= Henry Wofford =

Henry Wofford is a sports anchor/reporter for NBC Sports and hosts Raiders Post Game Live, A’s Pregame Live, A’s Postgame Live, and Race Week.

==Early life==
Wofford was born and raised in Stockton, California, and graduated from Edison High School, also located in Stockton.

==Career==
Wofford worked as a reporter at WTHR (NBC) in Indianapolis, Indiana, from 2005 to 2010, as the sports director and anchor at WZZM (ABC) in Grand Rapids, Michigan, from 2003 to 2005, and as a sports anchor at KOLO (ABC) in Reno, NV, from 2000 to 2002.

Wofford also worked as an anchor and writer for KLIV in San Jose, California, and as a news director, anchor, and sports announcer for KSJS, San Jose State University's campus radio station. He does fill-in shifts for a 95.7 The Game in San Francisco.

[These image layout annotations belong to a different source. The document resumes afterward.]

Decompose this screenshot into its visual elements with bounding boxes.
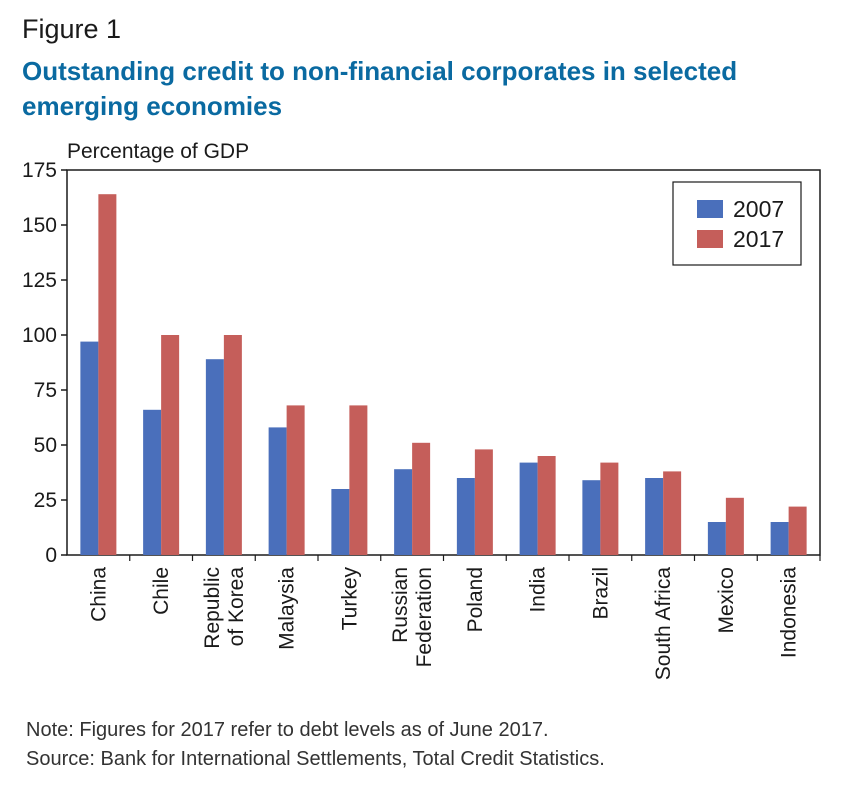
x-tick-label: India xyxy=(527,567,550,613)
y-tick-label: 75 xyxy=(34,379,57,402)
y-tick-label: 100 xyxy=(22,324,57,347)
bar-2007 xyxy=(707,522,726,555)
x-tick-label: Chile xyxy=(150,567,173,615)
bar-2017 xyxy=(349,405,368,555)
bar-2017 xyxy=(412,442,431,555)
source-text: Source: Bank for International Settlemen… xyxy=(26,748,605,770)
bar-2017 xyxy=(223,335,242,555)
x-tick-label: Turkey xyxy=(338,567,361,631)
y-tick-label: 150 xyxy=(22,214,57,237)
x-tick-label: Indonesia xyxy=(778,567,801,658)
bar-2017 xyxy=(161,335,180,555)
y-tick-label: 175 xyxy=(22,159,57,182)
note-text: Note: Figures for 2017 refer to debt lev… xyxy=(26,719,549,741)
bar-2017 xyxy=(474,449,493,555)
bar-2017 xyxy=(600,462,619,555)
y-axis-label: Percentage of GDP xyxy=(67,140,250,163)
bar-2017 xyxy=(98,194,117,555)
bar-chart: 0 25 50 75 100 125 150 175 China Chile Republic of … xyxy=(22,159,821,681)
y-tick-label: 125 xyxy=(22,269,57,292)
legend-label: 2007 xyxy=(733,196,784,222)
x-tick-label: Poland xyxy=(464,567,487,632)
bar-2007 xyxy=(519,462,538,555)
bar-2007 xyxy=(394,469,413,555)
y-tick-label: 0 xyxy=(45,544,57,567)
bar-2007 xyxy=(205,359,224,555)
chart-notes: Note: Figures for 2017 refer to debt lev… xyxy=(26,716,605,774)
x-tick-label: Brazil xyxy=(589,567,612,620)
bar-2007 xyxy=(268,427,287,555)
bar-2017 xyxy=(725,497,744,555)
bar-2007 xyxy=(80,341,99,555)
bar-2017 xyxy=(286,405,305,555)
bar-2007 xyxy=(456,478,475,555)
x-tick-label: South Africa xyxy=(652,567,675,681)
bar-2007 xyxy=(143,409,162,555)
bar-2017 xyxy=(537,456,556,555)
x-tick-label: Republic xyxy=(201,567,224,649)
x-tick-label: Mexico xyxy=(715,567,738,634)
bar-2007 xyxy=(645,478,664,555)
figure-label: Figure 1 xyxy=(22,14,122,44)
x-tick-label: China xyxy=(87,567,110,622)
x-tick-label: Russian xyxy=(389,567,412,643)
x-tick-label: Federation xyxy=(413,567,436,667)
y-tick-label: 25 xyxy=(34,489,57,512)
chart-title: Outstanding credit to non-financial corp… xyxy=(22,56,738,121)
legend-box xyxy=(672,181,802,266)
bar-2007 xyxy=(770,522,789,555)
bar-2007 xyxy=(582,480,601,555)
legend-label: 2017 xyxy=(733,226,784,252)
x-tick-label: Malaysia xyxy=(276,567,299,650)
legend-swatch-2007 xyxy=(697,200,723,218)
x-tick-label: of Korea xyxy=(225,567,248,647)
bar-2007 xyxy=(331,489,350,555)
bar-2017 xyxy=(788,506,807,555)
bar-2017 xyxy=(663,471,682,555)
y-tick-label: 50 xyxy=(34,434,57,457)
legend-swatch-2017 xyxy=(697,230,723,248)
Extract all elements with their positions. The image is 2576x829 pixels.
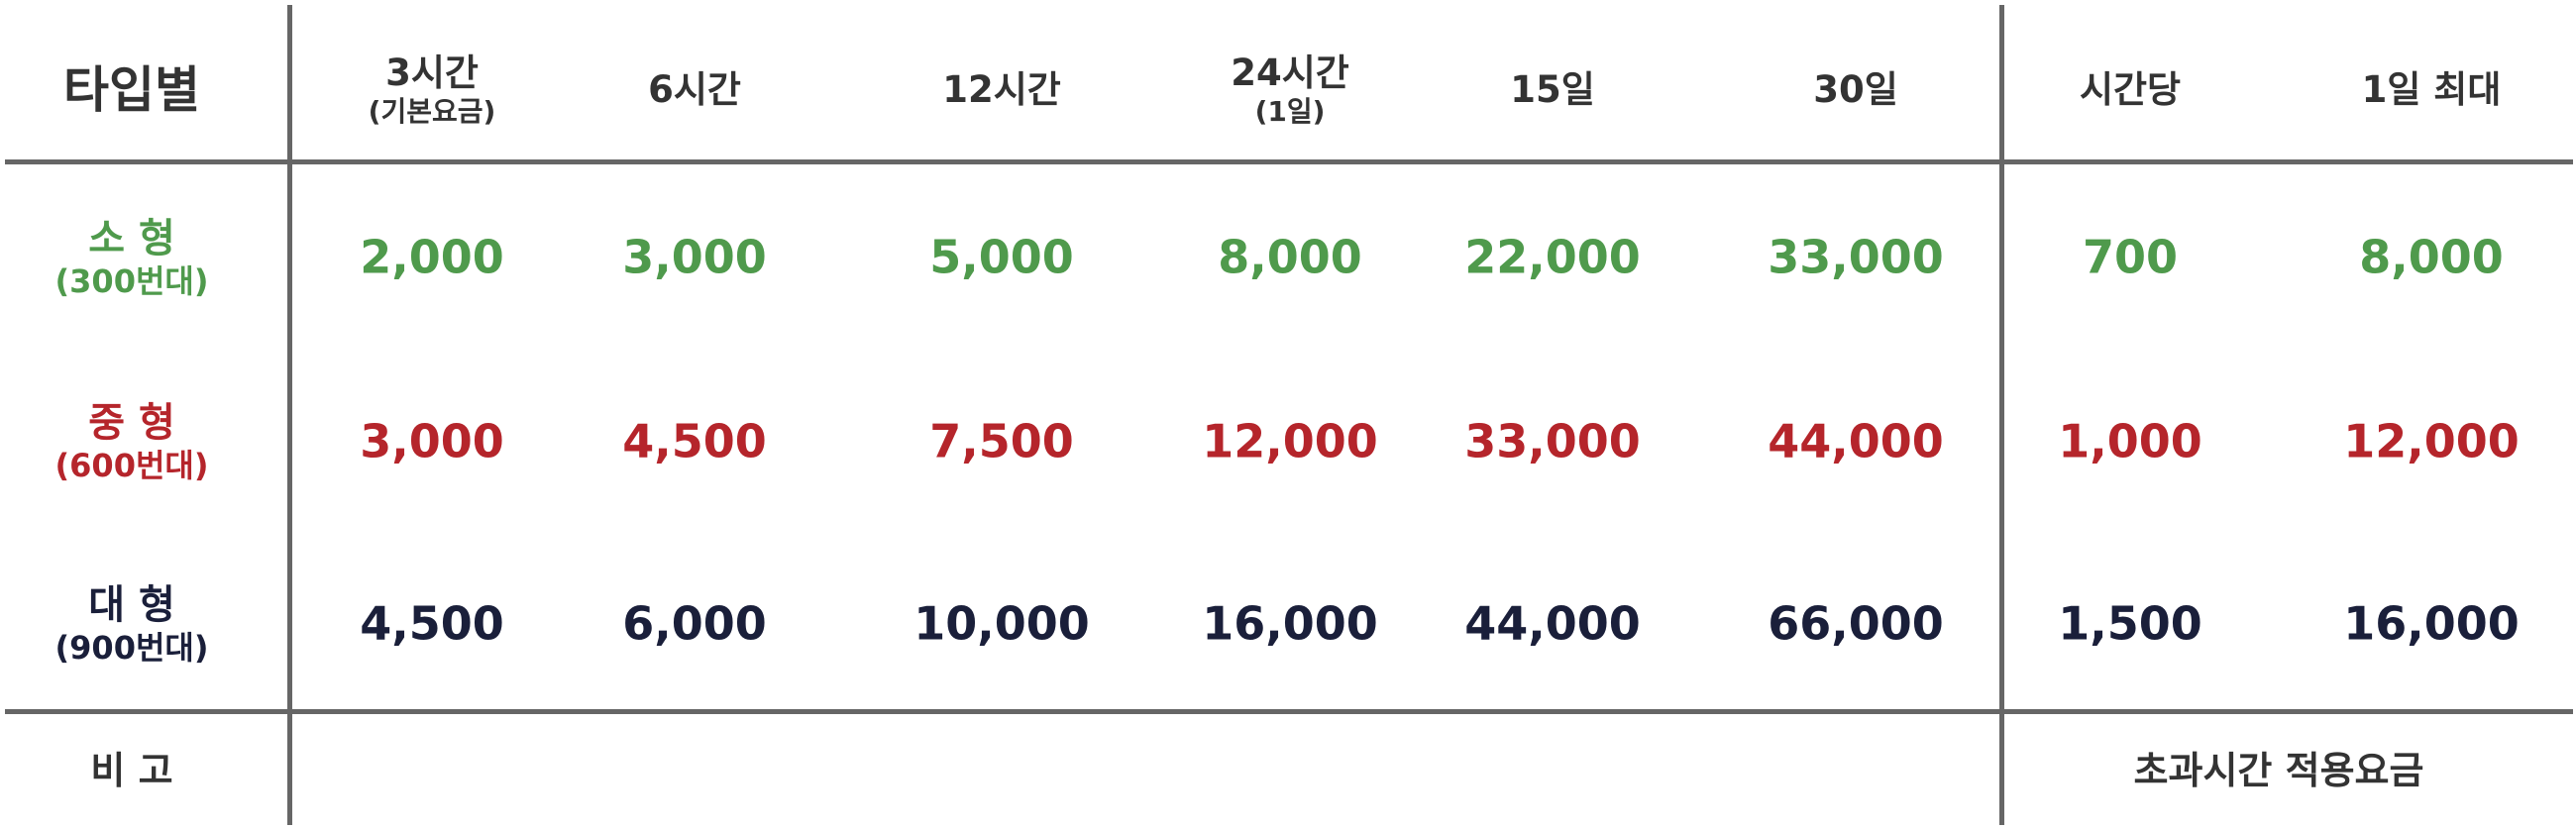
column-header-label: 15일 [1510, 67, 1595, 111]
column-header: 15일 [1510, 68, 1595, 112]
remarks-label: 비 고 [90, 749, 173, 793]
price-cell: 1,500 [2058, 596, 2202, 651]
price-cell: 5,000 [929, 230, 1074, 284]
column-header: 24시간 (1일) [1231, 52, 1349, 129]
price-cell: 8,000 [2359, 230, 2504, 284]
column-header: 3시간 (기본요금) [369, 52, 496, 129]
column-header: 1일 최대 [2362, 68, 2502, 112]
price-cell: 3,000 [622, 230, 767, 284]
vertical-divider-1 [287, 5, 292, 825]
price-cell: 4,500 [360, 596, 504, 651]
price-cell: 12,000 [1202, 414, 1378, 468]
price-cell: 12,000 [2343, 414, 2520, 468]
column-header-label: 시간당 [2079, 67, 2182, 111]
row-type-sub: (300번대) [54, 261, 209, 300]
column-header: 30일 [1813, 68, 1898, 112]
price-cell: 33,000 [1464, 414, 1641, 468]
price-cell: 6,000 [622, 596, 767, 651]
column-header-label: 12시간 [942, 67, 1061, 111]
column-header-sub: (기본요금) [368, 95, 496, 129]
column-header: 12시간 [942, 68, 1061, 112]
type-header: 타입별 [63, 61, 200, 119]
column-header-label: 30일 [1813, 67, 1898, 111]
footer-divider [5, 709, 2573, 714]
column-header-label: 1일 최대 [2361, 67, 2502, 111]
row-type: 대 형 (900번대) [55, 581, 209, 667]
row-type: 중 형 (600번대) [55, 399, 209, 484]
column-header-label: 24시간 [1231, 52, 1349, 95]
row-type-sub: (600번대) [54, 446, 209, 484]
header-divider [5, 159, 2573, 164]
column-header-label: 6시간 [648, 67, 741, 111]
price-cell: 7,500 [929, 414, 1074, 468]
price-cell: 3,000 [360, 414, 504, 468]
price-cell: 2,000 [360, 230, 504, 284]
price-cell: 10,000 [913, 596, 1090, 651]
price-cell: 33,000 [1768, 230, 1944, 284]
column-header-sub: (1일) [1254, 95, 1326, 129]
price-cell: 16,000 [1202, 596, 1378, 651]
price-cell: 1,000 [2058, 414, 2202, 468]
row-type: 소 형 (300번대) [55, 215, 209, 300]
price-cell: 4,500 [622, 414, 767, 468]
price-cell: 16,000 [2343, 596, 2520, 651]
row-type-label: 소 형 [88, 215, 175, 261]
overtime-note: 초과시간 적용요금 [2133, 749, 2424, 793]
price-cell: 66,000 [1768, 596, 1944, 651]
column-header-label: 3시간 [385, 52, 479, 95]
price-cell: 700 [2082, 230, 2179, 284]
vertical-divider-2 [1999, 5, 2004, 825]
column-header: 6시간 [648, 68, 741, 112]
price-cell: 44,000 [1464, 596, 1641, 651]
price-cell: 44,000 [1768, 414, 1944, 468]
row-type-label: 대 형 [88, 581, 175, 628]
price-cell: 8,000 [1218, 230, 1362, 284]
price-cell: 22,000 [1464, 230, 1641, 284]
row-type-label: 중 형 [88, 399, 175, 446]
row-type-sub: (900번대) [54, 628, 209, 667]
column-header: 시간당 [2080, 68, 2181, 112]
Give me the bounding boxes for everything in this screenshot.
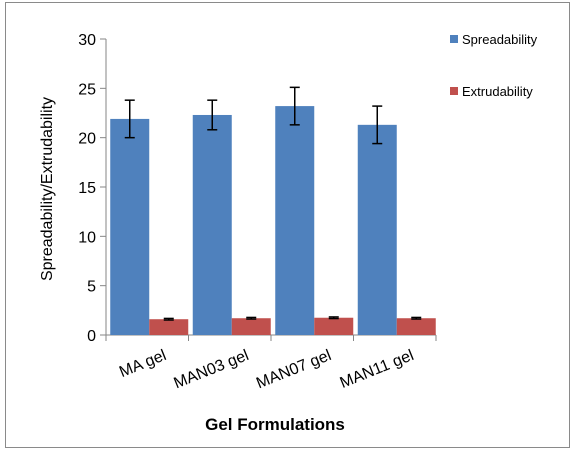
x-axis-title: Gel Formulations xyxy=(205,415,345,434)
legend-swatch xyxy=(450,35,458,43)
y-axis-title: Spreadability/Extrudability xyxy=(39,97,56,281)
y-tick-label: 20 xyxy=(78,131,96,148)
bar-extrudability xyxy=(314,317,354,335)
y-tick-label: 10 xyxy=(78,229,96,246)
bar-spreadability xyxy=(110,118,150,335)
bar-spreadability xyxy=(357,124,397,335)
y-tick-label: 15 xyxy=(78,180,96,197)
bar-extrudability xyxy=(396,318,436,335)
y-tick-label: 0 xyxy=(87,328,96,345)
legend-label: Extrudability xyxy=(462,84,533,99)
bar-spreadability xyxy=(192,114,232,336)
y-tick-label: 25 xyxy=(78,81,96,98)
bar-spreadability xyxy=(275,106,315,336)
x-tick-label: MA gel xyxy=(117,347,169,381)
x-tick-label: MAN03 gel xyxy=(171,347,251,392)
x-tick-label: MAN11 gel xyxy=(338,347,417,392)
chart-area: 0 5 10 15 20 25 30 MA gel MAN03 gel MAN07 gel MAN1… xyxy=(5,2,570,448)
bar-extrudability xyxy=(231,318,271,335)
x-tick-label: MAN07 gel xyxy=(254,347,334,392)
legend-swatch xyxy=(450,87,458,95)
legend-label: Spreadability xyxy=(462,32,538,47)
bar-chart: 0 5 10 15 20 25 30 MA gel MAN03 gel MAN07 gel MAN1… xyxy=(39,32,538,434)
y-tick-label: 30 xyxy=(78,32,96,49)
y-tick-label: 5 xyxy=(87,279,96,296)
bar-extrudability xyxy=(149,319,189,335)
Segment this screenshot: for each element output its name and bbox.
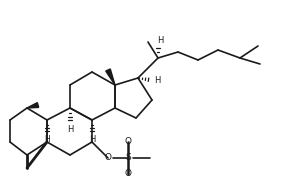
Text: O: O	[124, 169, 131, 179]
Polygon shape	[106, 69, 115, 85]
Text: H: H	[67, 125, 73, 134]
Polygon shape	[27, 103, 39, 108]
Text: H: H	[89, 134, 95, 144]
Text: O: O	[104, 154, 112, 162]
Text: H: H	[157, 36, 163, 45]
Text: O: O	[124, 137, 131, 147]
Text: S: S	[125, 154, 131, 162]
Text: H: H	[44, 135, 50, 144]
Text: H: H	[154, 75, 160, 85]
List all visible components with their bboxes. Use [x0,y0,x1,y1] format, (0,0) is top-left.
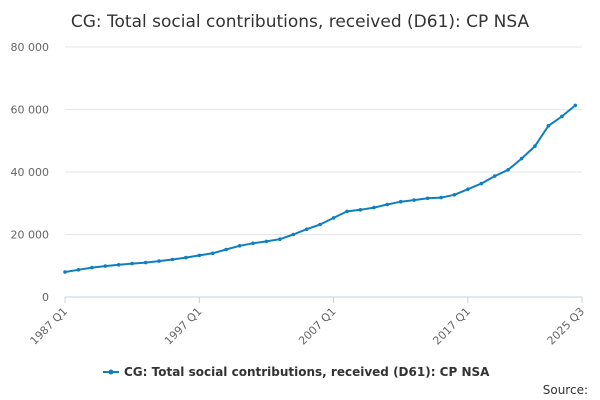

He is a member of the National Association of Journalists, as well as the Radio-Television News Directors Association.

Beginning in August 2018, Wofford became public information officer for the Napa County Sheriff's Department.

==Awards==
Wofford received first-place awards from the Society of Professional Journalists, in 2008, in Sports Reporting and In-Depth Reporting. He also received three awards from the Michigan Associated Press, in 2017, Best Sportscast and Best Reporter, for his feature, "13 On Your Sidelines".

==Education==
He received his B.A. from University of California, Davis and his M.A. in journalism and mass communications from San Jose State University.